# 2000 F350 Drw V10



## GO WEST (May 25, 2009)

I test drove an F350 Lariat dually V10 crew cab with a Big Foot 11-12 ft truck camper on back. Bilstein shocks and air bags. 75K. $17,900. It ran fine, had some rock to it on a windy day on the freeway, about like a 95Jayco 23 ft class C I used to have (460ci). I would appreciate any commentary comparing this truck as a tow vehicle to my current 99 Suburban 2500 7.4L. I like the Suburban but it has 193K and needs some major AC work (AC seems inherently suspect on this year Suburban?). Doing a little reading I see this Ford V10 is a 2 valve and it generates little more hp/torque than my 454ci in the Suburban. And from what I read, both are gas hogs. about 11-12 mpg unloaded. 7-8 towing. The advantage of the F350 is that it is over 100K less miles, very well taken care of 1 owner. Would it be a decent truck to tow a 5th wheel or slide out Outback like a 250RS? KBB on this truck is about $9-$10K so I'd offer $15,000 drive out for the 350/Bigfoot combo. Never had a truck camper, but it is pretty cool, fully self contained except no generator. Mainly I am shooting for the tow vehicle--considering a 3,000 mi trip to California in June (gas price in Texas $3.60 ouch).


----------



## Todd&Regan (Jul 1, 2010)

The F-350 will tow about anything you hook to it. Ford's 6.8L V10 is a very good engine and has good reviews on other forums. Some have reported getting over 400,000 miles out of that engine. If you buy it, just make sure it's caught up on all it's regular maintenance.


----------



## Dave-Gray (Jul 9, 2012)

Your discussion is mainly about engine performance. IMHO, that is not the first priority of discussion. The first priority is ensuring that load ratings of the truck will not be exceeded by the load or the trailer that is being towed. Not all F350s are the same and the little information you give about the truck is not enough to really give an honest opinion. I recommend you visit *Fifth Wheel St.* and read *Before You Buy That RV, Truck or Other Tow Vehicle*.


----------



## Sandlapper (Apr 12, 2010)

Being that it is a 1 ton,dual wheels, etc, you will be more than adequate to pull something like a 25RS. I don't know what the ratings are for the V10, but i'd be willing to bet that with the duals, you'd be at or around 10,000... probaly more than that.It will like the gas but it will pull the front end of that 25RS!


----------



## egregg57 (Feb 13, 2006)

2000 Ford Super Duty Specs


----------



## ORvagabond (Apr 17, 2009)

GO WEST said:


> I test drove an F350 Lariat dually V10 crew cab with a Big Foot 11-12 ft truck camper on back. Bilstein shocks and air bags. 75K. $17,900. It ran fine, had some rock to it on a windy day on the freeway, about like a 95Jayco 23 ft class C I used to have (460ci). I would appreciate any commentary comparing this truck as a tow vehicle to my current 99 Suburban 2500 7.4L. I like the Suburban but it has 193K and needs some major AC work (AC seems inherently suspect on this year Suburban?). Doing a little reading I see this Ford V10 is a 2 valve and it generates little more hp/torque than my 454ci in the Suburban. And from what I read, both are gas hogs. about 11-12 mpg unloaded. 7-8 towing. The advantage of the F350 is that it is over 100K less miles, very well taken care of 1 owner. Would it be a decent truck to tow a 5th wheel or slide out Outback like a 250RS? KBB on this truck is about $9-$10K so I'd offer $15,000 drive out for the 350/Bigfoot combo. Never had a truck camper, but it is pretty cool, fully self contained except no generator. Mainly I am shooting for the tow vehicle--considering a 3,000 mi trip to California in June (gas price in Texas $3.60 ouch).

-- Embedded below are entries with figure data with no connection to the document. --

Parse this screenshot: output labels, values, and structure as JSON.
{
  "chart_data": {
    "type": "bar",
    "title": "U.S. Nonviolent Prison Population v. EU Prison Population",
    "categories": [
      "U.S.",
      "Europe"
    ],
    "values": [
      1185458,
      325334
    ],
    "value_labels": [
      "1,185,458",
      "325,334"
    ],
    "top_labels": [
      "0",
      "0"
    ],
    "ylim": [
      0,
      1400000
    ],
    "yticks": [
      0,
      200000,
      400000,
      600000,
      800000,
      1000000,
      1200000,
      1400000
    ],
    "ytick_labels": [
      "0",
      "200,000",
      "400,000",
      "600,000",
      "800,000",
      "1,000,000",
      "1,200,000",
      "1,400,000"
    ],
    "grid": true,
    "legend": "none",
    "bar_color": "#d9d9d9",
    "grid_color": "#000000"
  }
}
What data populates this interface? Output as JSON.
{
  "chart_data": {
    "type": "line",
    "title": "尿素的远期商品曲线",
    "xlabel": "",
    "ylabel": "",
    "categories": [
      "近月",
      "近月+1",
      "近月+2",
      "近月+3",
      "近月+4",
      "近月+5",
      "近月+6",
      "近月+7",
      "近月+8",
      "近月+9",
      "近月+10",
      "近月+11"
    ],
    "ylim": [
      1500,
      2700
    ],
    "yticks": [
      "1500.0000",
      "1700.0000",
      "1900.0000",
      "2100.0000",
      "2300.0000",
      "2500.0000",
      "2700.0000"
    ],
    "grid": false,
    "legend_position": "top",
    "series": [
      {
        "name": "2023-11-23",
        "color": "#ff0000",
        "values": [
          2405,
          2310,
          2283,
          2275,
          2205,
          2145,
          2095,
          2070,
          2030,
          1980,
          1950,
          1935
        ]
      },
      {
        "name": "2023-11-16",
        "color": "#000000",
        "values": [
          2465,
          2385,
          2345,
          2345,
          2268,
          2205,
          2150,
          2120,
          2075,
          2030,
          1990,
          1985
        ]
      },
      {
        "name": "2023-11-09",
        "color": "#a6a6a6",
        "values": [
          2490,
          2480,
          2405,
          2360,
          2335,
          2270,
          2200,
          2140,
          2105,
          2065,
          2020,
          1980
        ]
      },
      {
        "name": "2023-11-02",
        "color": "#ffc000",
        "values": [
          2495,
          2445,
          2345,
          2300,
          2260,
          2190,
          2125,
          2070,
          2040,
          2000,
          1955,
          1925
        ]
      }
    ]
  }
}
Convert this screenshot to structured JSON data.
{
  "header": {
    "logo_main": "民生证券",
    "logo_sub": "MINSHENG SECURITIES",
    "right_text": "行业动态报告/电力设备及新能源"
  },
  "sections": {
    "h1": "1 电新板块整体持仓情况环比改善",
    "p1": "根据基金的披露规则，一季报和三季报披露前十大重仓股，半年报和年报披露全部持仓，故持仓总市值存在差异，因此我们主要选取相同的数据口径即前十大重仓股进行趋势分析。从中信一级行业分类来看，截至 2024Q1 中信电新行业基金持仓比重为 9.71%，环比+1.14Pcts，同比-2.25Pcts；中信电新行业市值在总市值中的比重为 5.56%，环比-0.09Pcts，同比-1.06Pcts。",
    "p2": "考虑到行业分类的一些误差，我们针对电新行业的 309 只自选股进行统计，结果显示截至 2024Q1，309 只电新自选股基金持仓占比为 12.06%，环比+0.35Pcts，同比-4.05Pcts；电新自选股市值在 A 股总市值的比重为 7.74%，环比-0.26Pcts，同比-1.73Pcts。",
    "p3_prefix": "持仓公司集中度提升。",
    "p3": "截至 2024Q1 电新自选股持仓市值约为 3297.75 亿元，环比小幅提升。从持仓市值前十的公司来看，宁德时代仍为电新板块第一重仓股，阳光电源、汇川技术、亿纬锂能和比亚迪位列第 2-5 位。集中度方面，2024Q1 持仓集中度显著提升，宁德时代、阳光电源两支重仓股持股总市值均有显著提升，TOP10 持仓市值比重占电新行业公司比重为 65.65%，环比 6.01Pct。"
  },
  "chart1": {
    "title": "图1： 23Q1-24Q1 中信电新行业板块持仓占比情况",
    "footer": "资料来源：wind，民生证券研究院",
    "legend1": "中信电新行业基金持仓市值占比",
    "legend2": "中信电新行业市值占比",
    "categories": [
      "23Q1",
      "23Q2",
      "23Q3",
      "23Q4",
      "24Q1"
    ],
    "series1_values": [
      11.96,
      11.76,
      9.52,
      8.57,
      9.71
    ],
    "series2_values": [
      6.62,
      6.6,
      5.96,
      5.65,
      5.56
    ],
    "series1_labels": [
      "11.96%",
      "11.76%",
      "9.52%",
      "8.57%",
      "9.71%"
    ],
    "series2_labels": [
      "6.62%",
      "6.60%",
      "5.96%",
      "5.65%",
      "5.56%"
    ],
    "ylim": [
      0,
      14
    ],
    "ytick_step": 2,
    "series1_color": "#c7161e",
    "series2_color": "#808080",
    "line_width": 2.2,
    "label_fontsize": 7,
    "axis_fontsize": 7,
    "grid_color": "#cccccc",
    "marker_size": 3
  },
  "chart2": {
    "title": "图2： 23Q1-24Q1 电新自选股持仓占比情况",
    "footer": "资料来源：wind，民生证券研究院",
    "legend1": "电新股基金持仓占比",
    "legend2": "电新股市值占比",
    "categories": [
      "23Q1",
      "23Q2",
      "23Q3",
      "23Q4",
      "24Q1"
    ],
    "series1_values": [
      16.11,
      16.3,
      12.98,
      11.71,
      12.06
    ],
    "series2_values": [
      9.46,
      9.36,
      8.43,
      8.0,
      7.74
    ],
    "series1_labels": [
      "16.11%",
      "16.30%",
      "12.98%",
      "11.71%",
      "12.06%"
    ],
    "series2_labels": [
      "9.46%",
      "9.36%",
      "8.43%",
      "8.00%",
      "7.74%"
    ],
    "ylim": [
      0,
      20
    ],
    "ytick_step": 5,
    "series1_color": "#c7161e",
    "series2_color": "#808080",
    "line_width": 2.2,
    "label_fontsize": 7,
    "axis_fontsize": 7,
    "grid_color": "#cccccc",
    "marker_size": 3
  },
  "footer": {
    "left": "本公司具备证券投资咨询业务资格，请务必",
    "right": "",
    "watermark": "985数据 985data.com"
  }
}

I think on the 2 valve you need to be really careful about the rear plugs as it has minimal threads and is esy to strip....you hearing about blowing spark plugs.


----------



## Dave-Gray (Jul 9, 2012)

For someone to say that engine X is so powerful it will tow anything will someday realize some costly repairs. If the drive train/axle system is only rated for 16K, then that's all it's rated for. Ratings are calculated on the weakest link in the system. To continually overtax a vehicle by exceeding the ratings will eventually result in a failure. Don't assume that engine X is capable of towing trailer Y without calculating the manufacture's certification label load ratings.


----------



## Sandlapper (Apr 12, 2010)

I think you would enjoy the stability of the dual wheels on that Ford, or any brand for that matter.I'm guessing its a long bed, with that crew cab, thats a long wheel base, great for towing. We camp with some folks that pull their 34 ft. 5'er and they tow with the V10 and he loves it. Loves it so much, that he bought a newer version of the same truck. Again, i think you would appreciate the stability that having that extra set of wheels provides, something folks don't understand unless they either have it or have tried it. I'm sure you'll stay within or right at your weight ratings for that particular truck when choosing a camper so, all in all, I think that a F350 DRW V10 would be an exceptional tow vehicle, whether it be a TT or 5'er.


----------